Most HPC applications use multi threading (via Posix thread or using directive based approaches as OpenMP) in order to process data in parallel so that each thread should have full control of when and where to access and store its own data. In these scenarios, the internal multi-threaded solution proposed in the document would be of no real benefit. We strongly suggest to go for a solution which let the client have explicit control over its threads and have the client the responsibility of calling the HDF5 API with the proper requirements, restrictions or limitations (if any should be introduced to get multi-threading support).

For simplicity and to address the HPC scenario I exposed earlier, let’s restrict our discussion to the use cases where required operations are read only access (see use cases 1.A, 1.B, 2, 3 in Appendix 1). Letting multi-threaded read-only accesses of dataset would be a great improvement of the library in the HPC domain. In these scenario, each thread read from a different dataset, from the same or different HDF5 file. Data is read just once from each dataset, because the intent is processing stored data and, using shared memory, combine its data with other data read by other threads. In these situations there is no real need for caching/hashing mechanism of metadata or chunks behind which, if I understood, the HDF Group identified one of the critical component that makes HDF5 hard to make thread safe. I really don’t see or understand from your document what kind of thread safety problem should arise in the library when accessing different dataset in read only.

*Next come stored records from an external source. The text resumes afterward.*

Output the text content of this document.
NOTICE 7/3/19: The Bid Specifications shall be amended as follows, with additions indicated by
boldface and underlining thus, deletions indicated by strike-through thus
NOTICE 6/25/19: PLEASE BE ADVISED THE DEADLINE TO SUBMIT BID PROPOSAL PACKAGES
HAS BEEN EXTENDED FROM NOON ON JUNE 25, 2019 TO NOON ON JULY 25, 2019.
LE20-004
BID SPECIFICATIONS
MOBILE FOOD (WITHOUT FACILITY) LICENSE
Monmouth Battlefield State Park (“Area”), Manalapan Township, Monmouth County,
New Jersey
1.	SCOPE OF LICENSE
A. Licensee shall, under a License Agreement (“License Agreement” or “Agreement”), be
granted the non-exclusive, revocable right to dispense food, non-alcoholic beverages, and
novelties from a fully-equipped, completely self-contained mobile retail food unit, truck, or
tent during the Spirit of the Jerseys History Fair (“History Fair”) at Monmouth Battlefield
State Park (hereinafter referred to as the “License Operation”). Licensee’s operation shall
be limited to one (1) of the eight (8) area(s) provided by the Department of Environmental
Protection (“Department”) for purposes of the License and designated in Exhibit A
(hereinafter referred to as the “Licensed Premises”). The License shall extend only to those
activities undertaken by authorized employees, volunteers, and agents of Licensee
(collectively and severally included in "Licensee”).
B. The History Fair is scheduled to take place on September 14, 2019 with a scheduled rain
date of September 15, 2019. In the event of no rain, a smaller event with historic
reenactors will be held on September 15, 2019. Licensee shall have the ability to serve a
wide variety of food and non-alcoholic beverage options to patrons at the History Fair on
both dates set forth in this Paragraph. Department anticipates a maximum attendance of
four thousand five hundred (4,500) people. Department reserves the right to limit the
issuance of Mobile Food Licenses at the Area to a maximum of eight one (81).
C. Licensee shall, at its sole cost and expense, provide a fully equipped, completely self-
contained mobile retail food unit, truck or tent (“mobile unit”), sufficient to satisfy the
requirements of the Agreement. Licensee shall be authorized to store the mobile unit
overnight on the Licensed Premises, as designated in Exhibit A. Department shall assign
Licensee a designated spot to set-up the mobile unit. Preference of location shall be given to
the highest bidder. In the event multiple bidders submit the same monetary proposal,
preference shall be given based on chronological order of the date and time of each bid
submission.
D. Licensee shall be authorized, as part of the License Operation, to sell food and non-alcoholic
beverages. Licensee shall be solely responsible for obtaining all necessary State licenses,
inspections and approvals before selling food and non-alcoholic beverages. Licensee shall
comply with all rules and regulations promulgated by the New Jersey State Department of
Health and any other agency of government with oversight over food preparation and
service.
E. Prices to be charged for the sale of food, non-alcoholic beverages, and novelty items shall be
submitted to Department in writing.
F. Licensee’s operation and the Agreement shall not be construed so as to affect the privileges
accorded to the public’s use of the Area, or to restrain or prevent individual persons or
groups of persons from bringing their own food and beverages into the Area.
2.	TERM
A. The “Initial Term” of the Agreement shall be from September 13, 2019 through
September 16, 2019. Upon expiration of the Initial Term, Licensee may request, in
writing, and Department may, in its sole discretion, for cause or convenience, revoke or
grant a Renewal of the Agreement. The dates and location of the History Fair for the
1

We can use the H5F_ACC_RDONLY in the H5Fopen and add to the file access property list a flag with the intention to access datasets via multi-thread. This information can be used to provide dataset from H5Dopen which can turn off the chunk caching mechanism and all related no-threadsafe stuff away, or simply make independent instance of such structures attached to each opened dataset. This solution, which should be very simple, can address all those user cases where external threads would access different datasets from the same, or different, file independently.

I wish I could be of some help and discuss it further.

Thank you for your precious work.

I am here to ask a simple question and trying to find out if this limitation apply to my case.
I created a class to write to HDF5 files. I created three different objects of this class for three different files. I am trying to write to these files using three different buffers.
I am trying to do so by using three different threads. It is not working for me. I can see only one file being written to at a time.
I understand the multithreading limitation affects accessing the same file but does it affect my case described above?